A quarter of the department's faculty -- three out of 12 members -- are retiring at the end of the current semester: Dr. Ed Smith, Dr. Sam Bishop and Lane Fabrick. They will be honored in an invitation-only ceremony today at the Johnson Faculty Center.
Combined, the three professors have 101 years of experience at Southeast.
"They've seen the department go through a lot of transitions over time," said department chair Patricia Reagan, who has fewer years at Southeast than any of the retiring professors. "They've seen it go from a teachers college to teaching art teachers only ... and now into a BFA art school."
Bishop has the longest tenure at Southeast of the three. He came to the campus to teach in 1968 following a teaching job in Caruthersville schools. He used to teach at an art lab school on campus but has finished his career teaching mainly introductory art appreciation and art history courses.

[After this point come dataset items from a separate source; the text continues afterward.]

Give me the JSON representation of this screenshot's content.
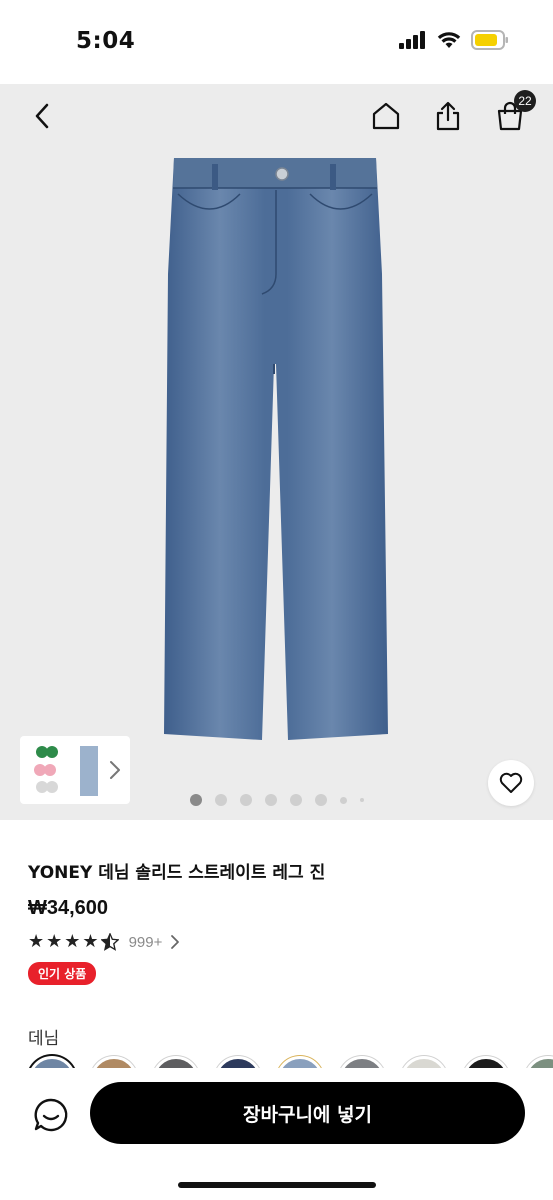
{
  "status_bar": {
    "time": "5:04"
  },
  "top_nav": {
    "cart_count": "22"
  },
  "gallery": {
    "image_count": 8,
    "active_index": 0
  },
  "product": {
    "title": "YONEY 데님 솔리드 스트레이트 레그 진",
    "price": "₩34,600",
    "rating": 4.5,
    "review_count": "999+",
    "badge": "인기 상품"
  },
  "color_section": {
    "label": "데님",
    "swatches": [
      "#6f86a4",
      "#b08a63",
      "#5e5e60",
      "#2d3a5c",
      "#8aa0bd",
      "#7d7f83",
      "#d9d8d2",
      "#1c1c1c",
      "#7c9080"
    ]
  },
  "bottom_bar": {
    "cart_button_label": "장바구니에 넣기"
  },
  "colors": {
    "badge_red": "#e8212b",
    "button_black": "#000000",
    "battery_yellow": "#f5d000"
  }
}
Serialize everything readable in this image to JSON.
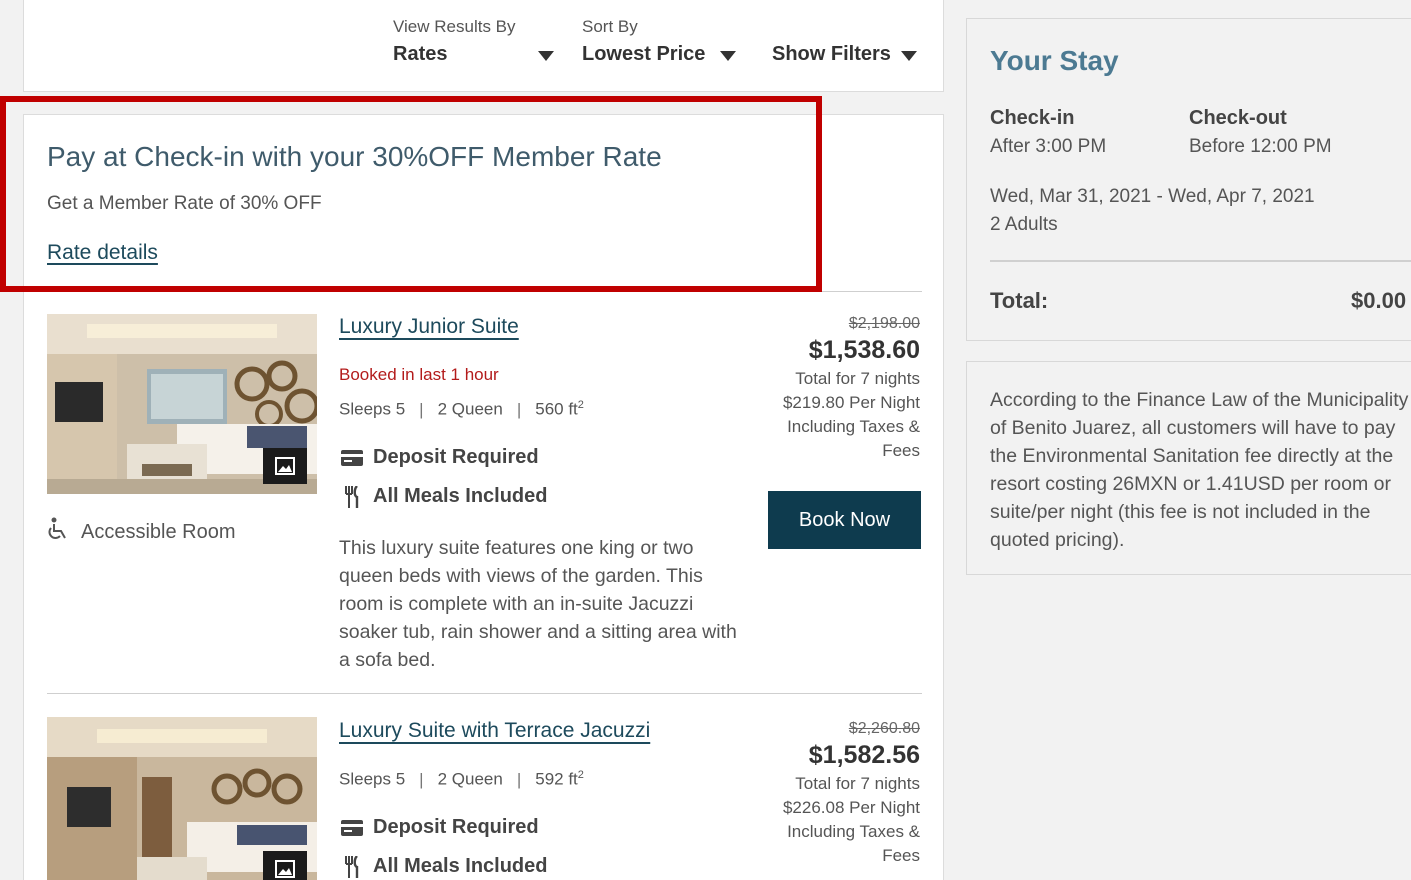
{
  "filters": {
    "view_label": "View Results By",
    "view_value": "Rates",
    "sort_label": "Sort By",
    "sort_value": "Lowest Price",
    "show_filters": "Show Filters"
  },
  "promo": {
    "title": "Pay at Check-in with your 30%OFF Member Rate",
    "subtitle": "Get a Member Rate of 30% OFF",
    "link": "Rate details"
  },
  "rooms": [
    {
      "name": "Luxury Junior Suite",
      "booked": "Booked in last 1 hour",
      "sleeps": "Sleeps 5",
      "beds": "2 Queen",
      "size": "560 ft",
      "size_sup": "2",
      "deposit": "Deposit Required",
      "meals": "All Meals Included",
      "description": "This luxury suite features one king or two queen beds with views of the garden. This room is complete with an in-suite Jacuzzi soaker tub, rain shower and a sitting area with a sofa bed.",
      "accessible": "Accessible Room",
      "old_price": "$2,198.00",
      "price": "$1,538.60",
      "total_nights": "Total for 7 nights",
      "per_night": "$219.80 Per Night",
      "taxes_1": "Including Taxes &",
      "taxes_2": "Fees",
      "book": "Book Now"
    },
    {
      "name": "Luxury Suite with Terrace Jacuzzi",
      "sleeps": "Sleeps 5",
      "beds": "2 Queen",
      "size": "592 ft",
      "size_sup": "2",
      "deposit": "Deposit Required",
      "meals": "All Meals Included",
      "old_price": "$2,260.80",
      "price": "$1,582.56",
      "total_nights": "Total for 7 nights",
      "per_night": "$226.08 Per Night",
      "taxes_1": "Including Taxes &",
      "taxes_2": "Fees"
    }
  ],
  "stay": {
    "title": "Your Stay",
    "checkin_label": "Check-in",
    "checkin_value": "After 3:00 PM",
    "checkout_label": "Check-out",
    "checkout_value": "Before 12:00 PM",
    "dates": "Wed, Mar 31, 2021 - Wed, Apr 7, 2021",
    "guests": "2 Adults",
    "total_label": "Total:",
    "total_value": "$0.00"
  },
  "tax_notice": "According to the Finance Law of the Municipality of Benito Juarez, all customers will have to pay the Environmental Sanitation fee directly at the resort costing 26MXN or 1.41USD per room or suite/per night (this fee is not included in the quoted pricing).",
  "colors": {
    "highlight": "#c00000",
    "link": "#1d4a5c",
    "button": "#0e3b4e",
    "booked_alert": "#b31b1b"
  }
}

"I've taught 45 total years, and it's time to retire," Bishop said.
Bishop said his favorite part of the job was introducing students to art who haven't been exposed before, primarily through field trips to places like the St. Louis Art Museum.
Like Bishop, the other two professors also said the students are the aspect of teaching they'll miss the most.
In his 33 years at Southeast, Smith has been responsible for teaching sculpture and preparing students to be art educators. He helped develop curricula in both of those areas.
"I have sort of mixed emotions about this," Smith said. "I am afraid that I will miss getting up in the mornings and going to school, and I know that I will miss the students."
Bishop plans to continue teaching at the university part time, but retirement will be Smith's complete exit from teaching. He plans to spend summers in New Mexico working on his sculptures and winters in Cape Girardeau.
Fabrick, who has 30 years at Southeast, also plans to stay in the area and produce art. He was hired to help reform the university's design program and introduced a class on color theory. Fabrick said "a confluence of events" made his retirement timely.
"Like someone who's been on a Broadway play for years and years, you get a little tired of saying the same line," Fabrick said.
Like his retiring colleagues, Fabrick said he'll miss the students more than anything else, especially their creativity. "I like to work with them and see where new ideas are coming from," he said.
Temporary replacements will teach during the spring semester, but full-time hires will be in place by the time most of the art department moves to the River Campus in August, Reagan said.